Это была совершенно безропотная, с каким-то феодально-азиатским мышлением женщина, готовая подчиниться любому хозяину. Если бы я стал её оскорблять или избивать, она бы, наверное, смирилась и с этим. Ничего подобного я, конечно, не делал — обращался с нею, как добрый хозяин, вот и всё… И на тот момент, с какого я начал свою историю, именно эта женщина и была при мне единственною спутницей жизни. Характерно, что и Зинаида с какого-то времени прониклась твёрдым убеждением, что я и Валентина — самые настоящие муж и жена. Я уверял её, что это не так, но Зинаида оставалась при своём мнении.
2Однажды она сказала мне:
— Ты и не представляешь, как я рада, что и у тебя кто-то есть! Мне так было жалко тебя, когда ты после ухода Ларисы остался совсем один в этой своей комнате… И мне всё время казалось, что мой долг непременно переспать с тобою, чтобы тебе стало легче…
— Ну и переспала бы!
— Но ведь я — почти что замужем… И ты… ты — мужчина не совсем моего типа!.. Ты не обижаешься?
— Нет. Тем более, что и ты женщина совсем не моего типа.
— Ой, правда? Я так рада, что у нас с тобою разъяснился этот вопрос! Я тебя люблю, но — как брата, как родного человека… Мне с тобою так хорошо! А теперь, когда ты нашёл себе кого-то, у меня на душе стало спокойнее!..
И ещё одна Зинаидина заявка:
— Я всё понимаю: единственный порядочный мужчина, какого я когда-либо знала, это ты. Но так уж получилось, что Лёня встретился мне в жизни раньше тебя — всего на каких-то два месяца! — и как бы занял то место, какое мог бы занять ты. Ну а теперь-то, когда место уже занято, разве ж я могу так вот просто взять и выставить человека за дверь? Значит, такова моя судьба…
Я на эти её слова ответил грубо, по-хамски:
— Иногда мне просто хочется набить тебе морду — такая ты дура…
Большие голубые Зинины глаза округлились от испуга:
— Павлик, но ведь ты же не сделаешь этого, правда?.. Разве так можно — бить женщину?

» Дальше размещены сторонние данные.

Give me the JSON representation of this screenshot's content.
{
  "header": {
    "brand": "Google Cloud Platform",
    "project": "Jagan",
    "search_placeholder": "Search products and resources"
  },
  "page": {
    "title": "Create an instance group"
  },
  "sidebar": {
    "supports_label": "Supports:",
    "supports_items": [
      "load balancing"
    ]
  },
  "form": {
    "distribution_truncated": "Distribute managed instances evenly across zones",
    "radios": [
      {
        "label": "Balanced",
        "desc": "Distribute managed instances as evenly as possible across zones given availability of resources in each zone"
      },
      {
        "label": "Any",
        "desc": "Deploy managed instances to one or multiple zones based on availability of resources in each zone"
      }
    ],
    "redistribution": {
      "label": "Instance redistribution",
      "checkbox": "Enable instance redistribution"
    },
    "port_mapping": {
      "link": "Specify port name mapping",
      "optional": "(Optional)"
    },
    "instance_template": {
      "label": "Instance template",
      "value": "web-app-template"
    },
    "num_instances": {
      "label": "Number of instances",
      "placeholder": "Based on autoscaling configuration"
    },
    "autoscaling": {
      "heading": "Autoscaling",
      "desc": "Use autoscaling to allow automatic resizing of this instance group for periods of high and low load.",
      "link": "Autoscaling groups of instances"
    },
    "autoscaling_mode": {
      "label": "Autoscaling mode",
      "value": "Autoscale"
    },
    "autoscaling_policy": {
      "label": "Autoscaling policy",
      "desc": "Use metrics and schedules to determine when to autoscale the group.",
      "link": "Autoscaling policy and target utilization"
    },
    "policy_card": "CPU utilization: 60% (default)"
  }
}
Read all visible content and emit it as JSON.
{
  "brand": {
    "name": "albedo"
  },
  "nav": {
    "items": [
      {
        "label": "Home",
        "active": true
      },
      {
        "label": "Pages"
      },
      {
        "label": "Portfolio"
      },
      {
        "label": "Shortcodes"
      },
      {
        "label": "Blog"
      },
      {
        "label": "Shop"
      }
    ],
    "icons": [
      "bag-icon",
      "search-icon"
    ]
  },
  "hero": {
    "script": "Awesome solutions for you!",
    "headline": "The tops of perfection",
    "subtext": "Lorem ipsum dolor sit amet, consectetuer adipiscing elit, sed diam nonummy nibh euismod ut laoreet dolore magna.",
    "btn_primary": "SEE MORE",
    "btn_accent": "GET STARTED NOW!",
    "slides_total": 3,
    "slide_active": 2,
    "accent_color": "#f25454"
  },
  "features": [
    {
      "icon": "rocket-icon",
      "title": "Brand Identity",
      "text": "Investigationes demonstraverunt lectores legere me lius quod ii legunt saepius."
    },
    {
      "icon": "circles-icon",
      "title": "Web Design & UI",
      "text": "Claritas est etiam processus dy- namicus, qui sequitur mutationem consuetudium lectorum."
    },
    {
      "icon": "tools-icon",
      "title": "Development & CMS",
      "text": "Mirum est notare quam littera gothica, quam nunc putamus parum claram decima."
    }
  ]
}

— Не сделаю, конечно. Рука не поднимется. Но ты заслуживаешь…
Глава 33. РИСУНКИ
1Однажды, когда в квартире не было никого, кроме меня и Зины, та вошла ко мне в комнату (а я сидел в это время за своим компьютером и спиною к ней), обвила меня сзади за плечи и, ни слова не говоря, расплакалась — тихо так, без особых рыданий.

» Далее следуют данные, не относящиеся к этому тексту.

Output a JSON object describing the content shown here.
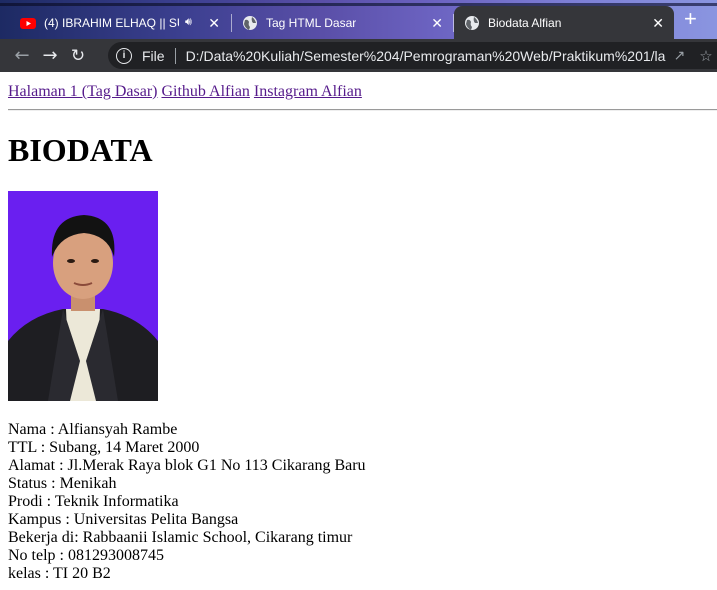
{
  "browser": {
    "tabs": [
      {
        "title": "(4) IBRAHIM ELHAQ || SU",
        "favicon": "youtube-icon",
        "audio": true
      },
      {
        "title": "Tag HTML Dasar",
        "favicon": "globe-icon"
      },
      {
        "title": "Biodata Alfian",
        "favicon": "globe-icon",
        "active": true
      }
    ],
    "new_tab": "+",
    "close_glyph": "✕",
    "address": {
      "scheme": "File",
      "url": "D:/Data%20Kuliah/Semester%204/Pemrograman%20Web/Praktikum%201/la..."
    }
  },
  "nav": {
    "links": [
      "Halaman 1 (Tag Dasar)",
      "Github Alfian",
      "Instagram Alfian"
    ]
  },
  "heading": "BIODATA",
  "bio": [
    "Nama : Alfiansyah Rambe",
    "TTL : Subang, 14 Maret 2000",
    "Alamat : Jl.Merak Raya blok G1 No 113 Cikarang Baru",
    "Status : Menikah",
    "Prodi : Teknik Informatika",
    "Kampus : Universitas Pelita Bangsa",
    "Bekerja di: Rabbaanii Islamic School, Cikarang timur",
    "No telp : 081293008745",
    "kelas : TI 20 B2"
  ],
  "colors": {
    "chrome_dark": "#35363a",
    "omnibox": "#202124",
    "visited_link": "#551a8b",
    "photo_bg": "#6a1ff0"
  }
}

Со школьных лет мне запомнилось наставление великого Корнея Чуковского о том, как не надо говорить: однажды он был свидетелем того, как взрослый дядя пытался утешить плачущую девочку совершенно чудовищным вопросом. Дурные примеры хорошо запоминаются, и в полном противоречии с полученным наставлением я полюбопытствовал у Зиночки словами того самого дяди:
— Детка, ты какому вопросу хнычешь? — этак вежливо, чуть оглянувшись и не слишком отрываясь от своего рисунка.
— По какому, по какому… Жить тошно, Пашенька, рыженький ты мой, — вот по какому!
— Отчего же так, Зиночка? — с изумлением спросил я. — Посмотри на мой рисунок. Жизнь прекрасна, как вот эти озёра, уходящие вдаль. И эти леса, и эти горы… И всё у нас с тобою в этой жизни есть, что нужно, а ты говоришь: тошно.
— Ничего у нас нет — ни у меня, ни у тебя. А то, что есть, то не нужно. И этот твой мир — нарисованный, а не настоящий.
— Как говорили древние латиняне: natura nihil facit frustra. Что в переводе означает: природа ничего не творит зря. Всё, что есть, то и есть. И то, что мы имеем, вот то самое нам и причитается. Так что, не ропщи.
— Да как же не роптать, когда всё вокруг так плохо!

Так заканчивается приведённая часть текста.